Storage shown above reflects the `f64` implementation.

`Matrix<D>` key methods: `lu`, `ldlt`, `det`, `det_direct`, `det_errbound`,
`det_exact`¹, `det_exact_f64`¹, `det_sign_exact`¹, `solve_exact`¹, `solve_exact_f64`¹.

¹ Requires `features = ["exact"]`.

## 📋 Examples

The `examples/` directory contains small, runnable programs:

- **`solve_5x5`** — solve a 5×5 system via LU with partial pivoting
- **`det_5x5`** — determinant of a 5×5 matrix via LU
- **`ldlt_solve_3x3`** — solve a 3×3 symmetric positive definite system via LDLT
- **`const_det_4x4`** — compile-time 4×4 determinant via `det_direct()`
- **`exact_det_3x3`** — exact determinant value of a near-singular 3×3 matrix (requires `exact` feature)
- **`exact_sign_3x3`** — exact determinant sign of a near-singular 3×3 matrix (requires `exact` feature)
- **`exact_solve_3x3`** — exact solve of a near-singular 3×3 system vs f64 LU (requires `exact` feature)

```bash
just examples
# or individually:
cargo run --example solve_5x5
cargo run --example det_5x5
cargo run --example ldlt_solve_3x3
cargo run --example const_det_4x4
cargo run --features exact --example exact_det_3x3
cargo run --features exact --example exact_sign_3x3
cargo run --features exact --example exact_solve_3x3
```

## 🤝 Contributing

A short contributor workflow:

```bash
cargo install just
just setup        # install/verify dev tools + sync Python deps
just check        # lint/validate (non-mutating)
just fix          # apply auto-fixes (mutating)
just ci           # lint + tests + examples + bench compile
```

For the full set of developer commands, see `just --list` and `AGENTS.md`.

## 📝 Citation

If you use this library in academic work, please cite it using [CITATION.cff](CITATION.cff) (or GitHub's
"Cite this repository" feature). A Zenodo DOI will be added for tagged releases.

## 📚 References

For canonical references to the algorithms used by this crate, see [REFERENCES.md](REFERENCES.md).
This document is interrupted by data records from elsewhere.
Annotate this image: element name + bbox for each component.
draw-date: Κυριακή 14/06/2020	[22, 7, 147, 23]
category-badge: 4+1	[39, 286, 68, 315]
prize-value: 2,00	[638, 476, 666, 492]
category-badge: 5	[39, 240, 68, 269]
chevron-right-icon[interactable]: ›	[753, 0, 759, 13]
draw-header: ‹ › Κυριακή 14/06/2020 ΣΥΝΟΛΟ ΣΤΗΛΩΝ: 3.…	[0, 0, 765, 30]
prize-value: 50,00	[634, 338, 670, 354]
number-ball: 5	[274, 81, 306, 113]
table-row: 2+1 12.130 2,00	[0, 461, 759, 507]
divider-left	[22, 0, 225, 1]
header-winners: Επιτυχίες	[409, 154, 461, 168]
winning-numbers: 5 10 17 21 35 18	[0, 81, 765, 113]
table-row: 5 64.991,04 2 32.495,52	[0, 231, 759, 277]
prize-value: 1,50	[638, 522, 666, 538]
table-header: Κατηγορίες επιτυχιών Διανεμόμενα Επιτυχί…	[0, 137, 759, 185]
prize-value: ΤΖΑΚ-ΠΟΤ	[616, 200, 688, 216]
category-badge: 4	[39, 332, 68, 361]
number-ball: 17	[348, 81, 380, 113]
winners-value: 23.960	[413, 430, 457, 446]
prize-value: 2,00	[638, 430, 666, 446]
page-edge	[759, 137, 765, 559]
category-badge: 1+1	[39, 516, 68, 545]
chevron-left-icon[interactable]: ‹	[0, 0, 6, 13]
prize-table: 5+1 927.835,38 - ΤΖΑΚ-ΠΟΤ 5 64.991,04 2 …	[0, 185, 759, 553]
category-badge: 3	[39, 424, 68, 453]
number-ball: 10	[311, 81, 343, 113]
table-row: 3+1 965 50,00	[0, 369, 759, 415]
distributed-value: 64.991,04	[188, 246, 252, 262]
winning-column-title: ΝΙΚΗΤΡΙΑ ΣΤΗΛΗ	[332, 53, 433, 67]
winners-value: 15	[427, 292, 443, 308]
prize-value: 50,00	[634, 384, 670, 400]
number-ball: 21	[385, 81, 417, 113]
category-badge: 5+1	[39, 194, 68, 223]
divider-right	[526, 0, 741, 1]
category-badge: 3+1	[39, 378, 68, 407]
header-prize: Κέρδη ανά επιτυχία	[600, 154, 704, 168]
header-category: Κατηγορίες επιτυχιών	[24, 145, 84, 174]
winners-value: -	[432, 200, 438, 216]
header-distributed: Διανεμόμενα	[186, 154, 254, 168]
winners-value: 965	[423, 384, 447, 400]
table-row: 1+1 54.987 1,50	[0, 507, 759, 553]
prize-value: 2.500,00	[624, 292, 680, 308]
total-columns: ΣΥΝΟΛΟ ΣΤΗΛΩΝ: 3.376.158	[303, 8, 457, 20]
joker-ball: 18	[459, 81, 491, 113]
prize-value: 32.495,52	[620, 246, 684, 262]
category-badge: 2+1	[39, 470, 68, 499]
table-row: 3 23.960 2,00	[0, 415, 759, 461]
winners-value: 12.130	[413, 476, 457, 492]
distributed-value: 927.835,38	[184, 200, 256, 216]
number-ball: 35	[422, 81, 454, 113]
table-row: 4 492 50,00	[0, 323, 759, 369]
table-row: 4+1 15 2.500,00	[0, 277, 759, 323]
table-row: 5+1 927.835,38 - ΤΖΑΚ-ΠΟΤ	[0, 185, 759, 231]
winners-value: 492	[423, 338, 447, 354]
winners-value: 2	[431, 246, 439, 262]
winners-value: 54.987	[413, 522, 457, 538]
## 📊 Benchmarks (vs nalgebra/faer)

![LU solve (factor + solve): median time vs dimension](docs/assets/bench/vs_linalg_lu_solve_median.svg)

Raw data: [docs/assets/bench/vs_linalg_lu_solve_median.csv](docs/assets/bench/vs_linalg_lu_solve_median.csv)

Summary (median time; lower is better). The “la-stack vs nalgebra/faer” columns show the % time reduction relative to each baseline (positive = la-stack faster):

<!-- BENCH_TABLE:lu_solve:median:new:BEGIN -->
| D | la-stack median (ns) | nalgebra median (ns) | faer median (ns) | la-stack vs nalgebra | la-stack vs faer |
|---:|--------------------:|--------------------:|----------------:|---------------------:|----------------:|
| 2 | 2.026 | 4.476 | 142.364 | +54.7% | +98.6% |
| 3 | 15.718 | 23.857 | 191.028 | +34.1% | +91.8% |
| 4 | 28.171 | 53.516 | 213.492 | +47.4% | +86.8% |
| 5 | 47.595 | 72.861 | 287.763 | +34.7% | +83.5% |
| 8 | 137.876 | 163.720 | 365.792 | +15.8% | +62.3% |
| 16 | 609.456 | 594.194 | 910.985 | -2.6% | +33.1% |
| 32 | 2,719.556 | 2,812.766 | 2,921.820 | +3.3% | +6.9% |
| 64 | 17,776.557 | 14,083.938 | 12,541.345 | -26.2% | -41.7% |
<!-- BENCH_TABLE:lu_solve:median:new:END -->

## 📄 License

BSD 3-Clause License. See [LICENSE](./LICENSE).